One such challenge is the expectation of financially supporting aging parents, with one-third of U.S. twentysomethings expecting to provide such support.

The survey found that 35 percent of U.S. twentysomethings are "habitual" savers who "always make sure" they are saving for retirement.

Thirty-six percent said they are "aspiring" savers. However, 55 percent have not yet made saving a priority.

“For twentysomethings, retirement is decades away.
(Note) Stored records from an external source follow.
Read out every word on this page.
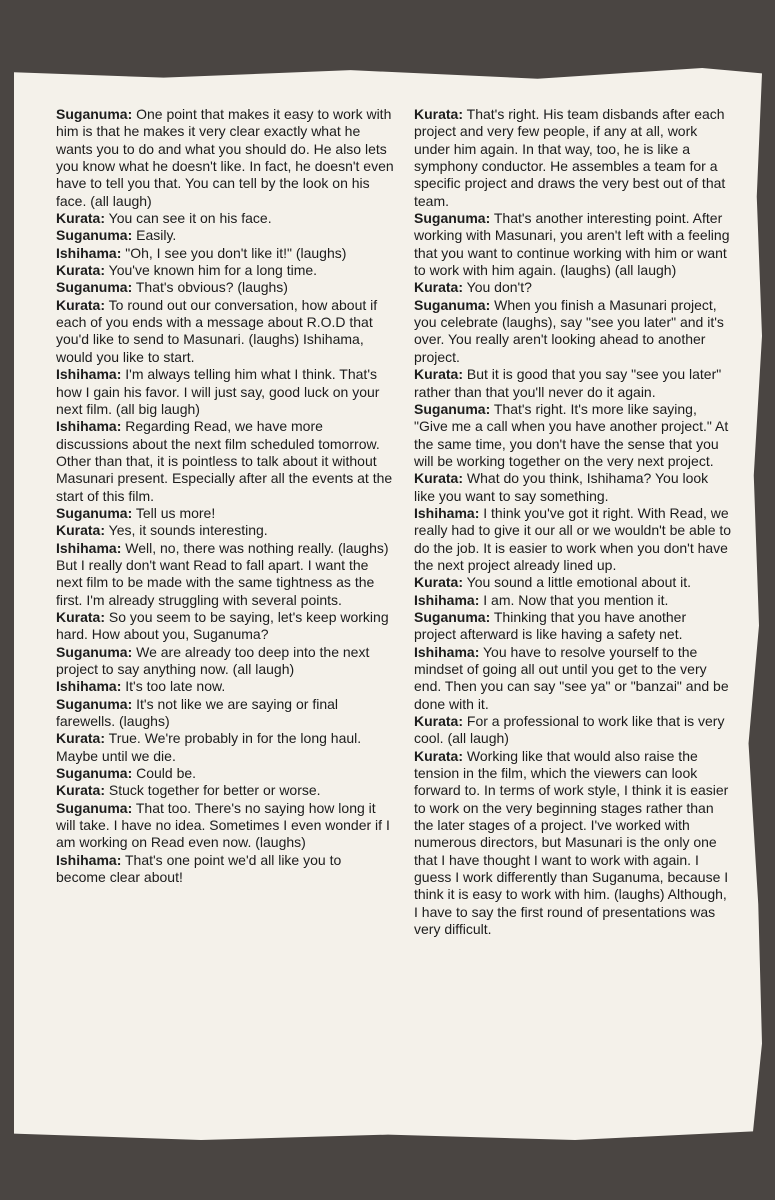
Suganuma: One point that makes it easy to work with him is that he makes it very clear exactly what he wants you to do and what you should do. He also lets you know what he doesn't like. In fact, he doesn't even have to tell you that. You can tell by the look on his face. (all laugh)

Kurata: You can see it on his face.

Suganuma: Easily.

Ishihama: "Oh, I see you don't like it!" (laughs)

Kurata: You've known him for a long time.

Suganuma: That's obvious? (laughs)

Kurata: To round out our conversation, how about if each of you ends with a message about R.O.D that you'd like to send to Masunari. (laughs) Ishihama, would you like to start.

Ishihama: I'm always telling him what I think. That's how I gain his favor. I will just say, good luck on your next film. (all big laugh)

Ishihama: Regarding Read, we have more discussions about the next film scheduled tomorrow. Other than that, it is pointless to talk about it without Masunari present. Especially after all the events at the start of this film.

Suganuma: Tell us more!

Kurata: Yes, it sounds interesting.

Ishihama: Well, no, there was nothing really. (laughs) But I really don't want Read to fall apart. I want the next film to be made with the same tightness as the first. I'm already struggling with several points.

Kurata: So you seem to be saying, let's keep working hard. How about you, Suganuma?

Suganuma: We are already too deep into the next project to say anything now. (all laugh)

Ishihama: It's too late now.

Suganuma: It's not like we are saying or final farewells. (laughs)

Kurata: True. We're probably in for the long haul. Maybe until we die.

Suganuma: Could be.

Kurata: Stuck together for better or worse.

Suganuma: That too. There's no saying how long it will take. I have no idea. Sometimes I even wonder if I am working on Read even now. (laughs)

Ishihama: That's one point we'd all like you to become clear about!

Kurata: That's right. His team disbands after each project and very few people, if any at all, work under him again. In that way, too, he is like a symphony conductor. He assembles a team for a specific project and draws the very best out of that team.

Suganuma: That's another interesting point. After working with Masunari, you aren't left with a feeling that you want to continue working with him or want to work with him again. (laughs) (all laugh)

Kurata: You don't?

Suganuma: When you finish a Masunari project, you celebrate (laughs), say "see you later" and it's over. You really aren't looking ahead to another project.

Kurata: But it is good that you say "see you later" rather than that you'll never do it again.

Suganuma: That's right. It's more like saying, "Give me a call when you have another project." At the same time, you don't have the sense that you will be working together on the very next project.

Kurata: What do you think, Ishihama? You look like you want to say something.

Ishihama: I think you've got it right. With Read, we really had to give it our all or we wouldn't be able to do the job. It is easier to work when you don't have the next project already lined up.

Kurata: You sound a little emotional about it.

Ishihama: I am. Now that you mention it.

Suganuma: Thinking that you have another project afterward is like having a safety net.

Ishihama: You have to resolve yourself to the mindset of going all out until you get to the very end. Then you can say "see ya" or "banzai" and be done with it.

Kurata: For a professional to work like that is very cool. (all laugh)

Kurata: Working like that would also raise the tension in the film, which the viewers can look forward to. In terms of work style, I think it is easier to work on the very beginning stages rather than the later stages of a project. I've worked with numerous directors, but Masunari is the only one that I have thought I want to work with again. I guess I work differently than Suganuma, because I think it is easy to work with him. (laughs) Although, I have to say the first round of presentations was very difficult.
However, by making saving a priority today, their long-term savings horizon will help their savings grow with the compounding of investments over time,” Collinson said.

According to Transamerica, twentysomethings recognize the value of a workplace retirement plan with employer contributions, with 84 percent of young Americans reporting it will be an important factor when choosing their next job.

Sixty-seven percent of Americans said they would be encouraged to save more if they received a raise and 39 percent said a generous 401(k) employer match would encourage them to save more.

Thirty-two percent of American twentysomethings said they would be encouraged to save more with simpler investment products that are easier to understand. One-third said more generous tax breaks on long-term savings and retirement plans would encourage them to save more.

“Twentysomethings are ready and willing to take responsibility of their financial futures, but need the support of employers, retirement providers and governments to help them achieve their retirement goals,” said Collinson.